Interviews with a number of these young women reveal that they are buzzing about their choices - eager to discuss their plans to be doctors, lawyers, bankers, teachers, or religious leaders. Most Wellesley students, at least 85 percent by one estimate, are confident they can manage a seamless transition from cap and gown to the world of work.
But for all their ideas and determination, these articulate and ambitious women also reveal a vulnerability one might not expect. They see how difficult it can be to balance a high-powered career and family, and they talk openly about feeling daunted by the challenge ahead.
"A lot of us have seen our mothers struggle to find a balance between a career and family, and we wonder how we're going to pull it off," says Rachel Isaacs, a junior.
"We feel a lot of pressure to succeed in the working world," says Ashley Baker, a senior, who is majoring in women's studies, "but how do we do that and also succeed at home?"
And Lina Cho, from South Korea, says she and her friends talk "all the time" about how they will juggle demands at home and work. "It's a dilemma for every woman, but especially at Wellesley."
"These women are right to be worried," says Elayne Rapping, professor of women's and media studies at the University of Buffalo, N.Y. "The notion of having it all involves a lot more than most young women anticipate. It's very difficult to negotiate within a marriage who will do what when both people have high-powered careers. I have seen many ambitious women back away from their careers once they realize this.
"Of course, the unfortunate punch line," she adds, "is that the burden of all of this is still on women."
What have changed since the 1950s, however, are ideas about what constitutes an ideal mate. Today's Wellesley students say a man's ability to provide economically is not key. Instead, they say, their ideal partner must be liberated enough to respect their careers as much as his own. He would share domestic chores and child-raising equally, and might even stay home full time with the kids.
Wellesley women today may reject the notion that wife and mother are the roles they "were born to fill" (an idea presented to their 1950s counterparts in the film). But that still leaves many with only vague ideas as to exactly what the shape of their future lives will be.
"We want to change the workforce and day-care benefits within large corporations, and have lots of stay-at-home dads," suggests Ms. Baker. Indeed, one law-school-bound friend of Baker's told her: "I hope my boyfriend is prepared to be a stay-at-home dad because I'm going to be busy as a lawyer."

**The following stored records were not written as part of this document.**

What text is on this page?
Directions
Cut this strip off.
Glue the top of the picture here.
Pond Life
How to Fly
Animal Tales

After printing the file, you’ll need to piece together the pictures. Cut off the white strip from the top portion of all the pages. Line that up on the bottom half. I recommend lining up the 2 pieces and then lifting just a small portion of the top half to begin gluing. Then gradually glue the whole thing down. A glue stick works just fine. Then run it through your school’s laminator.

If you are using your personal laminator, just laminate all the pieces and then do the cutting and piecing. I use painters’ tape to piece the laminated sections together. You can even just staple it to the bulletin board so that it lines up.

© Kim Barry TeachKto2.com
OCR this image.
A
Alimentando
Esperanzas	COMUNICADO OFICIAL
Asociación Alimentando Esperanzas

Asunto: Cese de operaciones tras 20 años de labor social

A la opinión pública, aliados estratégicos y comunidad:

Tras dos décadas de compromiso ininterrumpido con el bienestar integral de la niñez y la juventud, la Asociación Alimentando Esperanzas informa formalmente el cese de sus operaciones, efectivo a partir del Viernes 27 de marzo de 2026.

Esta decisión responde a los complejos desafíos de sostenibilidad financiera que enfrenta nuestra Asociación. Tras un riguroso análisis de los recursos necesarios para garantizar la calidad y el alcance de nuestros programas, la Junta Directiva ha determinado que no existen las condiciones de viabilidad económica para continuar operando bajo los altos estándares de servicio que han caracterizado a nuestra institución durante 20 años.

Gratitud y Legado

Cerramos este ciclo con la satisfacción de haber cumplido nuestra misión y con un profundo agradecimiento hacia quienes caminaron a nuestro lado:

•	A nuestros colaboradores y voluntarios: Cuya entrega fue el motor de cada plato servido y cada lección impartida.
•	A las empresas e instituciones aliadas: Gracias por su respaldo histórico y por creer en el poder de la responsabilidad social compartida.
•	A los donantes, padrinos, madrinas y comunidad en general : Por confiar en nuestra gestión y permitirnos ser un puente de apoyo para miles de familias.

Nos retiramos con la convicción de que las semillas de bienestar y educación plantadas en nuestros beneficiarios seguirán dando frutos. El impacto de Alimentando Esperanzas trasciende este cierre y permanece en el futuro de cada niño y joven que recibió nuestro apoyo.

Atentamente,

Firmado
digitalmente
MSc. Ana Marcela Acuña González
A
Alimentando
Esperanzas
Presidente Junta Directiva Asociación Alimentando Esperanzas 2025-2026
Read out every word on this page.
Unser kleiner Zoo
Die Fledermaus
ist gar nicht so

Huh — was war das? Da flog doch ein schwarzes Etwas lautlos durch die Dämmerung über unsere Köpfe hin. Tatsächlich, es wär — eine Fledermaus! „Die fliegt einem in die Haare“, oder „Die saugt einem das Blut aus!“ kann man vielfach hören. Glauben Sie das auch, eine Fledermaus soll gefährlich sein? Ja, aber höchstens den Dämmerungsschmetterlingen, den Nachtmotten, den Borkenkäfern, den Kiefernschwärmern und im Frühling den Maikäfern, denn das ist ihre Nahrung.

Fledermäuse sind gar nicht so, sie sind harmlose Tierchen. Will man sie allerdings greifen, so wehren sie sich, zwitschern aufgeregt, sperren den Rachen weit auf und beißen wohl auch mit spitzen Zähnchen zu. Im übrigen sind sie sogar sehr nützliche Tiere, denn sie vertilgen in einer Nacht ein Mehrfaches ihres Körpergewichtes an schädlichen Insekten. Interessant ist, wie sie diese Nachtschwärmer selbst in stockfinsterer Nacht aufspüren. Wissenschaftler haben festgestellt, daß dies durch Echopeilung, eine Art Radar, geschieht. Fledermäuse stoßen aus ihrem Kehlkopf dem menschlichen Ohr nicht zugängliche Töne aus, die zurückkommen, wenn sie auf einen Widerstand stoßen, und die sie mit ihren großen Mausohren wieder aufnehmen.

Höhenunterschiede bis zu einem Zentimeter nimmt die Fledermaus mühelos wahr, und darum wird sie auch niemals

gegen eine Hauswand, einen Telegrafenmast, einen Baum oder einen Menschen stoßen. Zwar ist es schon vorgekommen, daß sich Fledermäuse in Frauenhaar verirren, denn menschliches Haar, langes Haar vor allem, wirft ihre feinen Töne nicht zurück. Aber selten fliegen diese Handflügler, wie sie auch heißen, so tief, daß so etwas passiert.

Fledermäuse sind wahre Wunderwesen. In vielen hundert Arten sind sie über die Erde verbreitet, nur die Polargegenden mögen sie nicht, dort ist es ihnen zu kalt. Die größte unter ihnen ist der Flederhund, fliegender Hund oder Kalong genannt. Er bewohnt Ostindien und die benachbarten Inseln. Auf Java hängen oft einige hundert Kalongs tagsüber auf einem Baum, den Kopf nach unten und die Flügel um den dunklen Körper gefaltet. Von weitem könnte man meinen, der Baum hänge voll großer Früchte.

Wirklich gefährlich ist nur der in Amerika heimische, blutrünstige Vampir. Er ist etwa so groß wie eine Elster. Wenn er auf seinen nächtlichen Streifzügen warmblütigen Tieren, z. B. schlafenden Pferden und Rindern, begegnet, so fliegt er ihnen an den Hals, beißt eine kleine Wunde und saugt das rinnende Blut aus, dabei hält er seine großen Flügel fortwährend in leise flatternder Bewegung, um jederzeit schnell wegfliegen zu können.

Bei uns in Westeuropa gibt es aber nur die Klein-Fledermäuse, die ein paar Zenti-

Professor Watson, who, in "Mona Lisa Smile" calls Wellesley a "finishing school disguised as a college," would have been ecstatic to hear her students utter such words. They're ones that real-life Prof. Rosanna Hertz, women's studies department chair, hears often.
"The concept of stay-at-home dads is a solution and a very interesting one," Ms. Hertz says. "It doesn't change the structure of the corporate world, but it does mean that women won't have to worry about juggling everything because their significant other will do that."
But at the same time, Hertz says she has also recently noticed a shift in the career choices of her students toward professions they consider family-friendly. "More of them are pursuing careers in teaching or the nonprofit world," she says.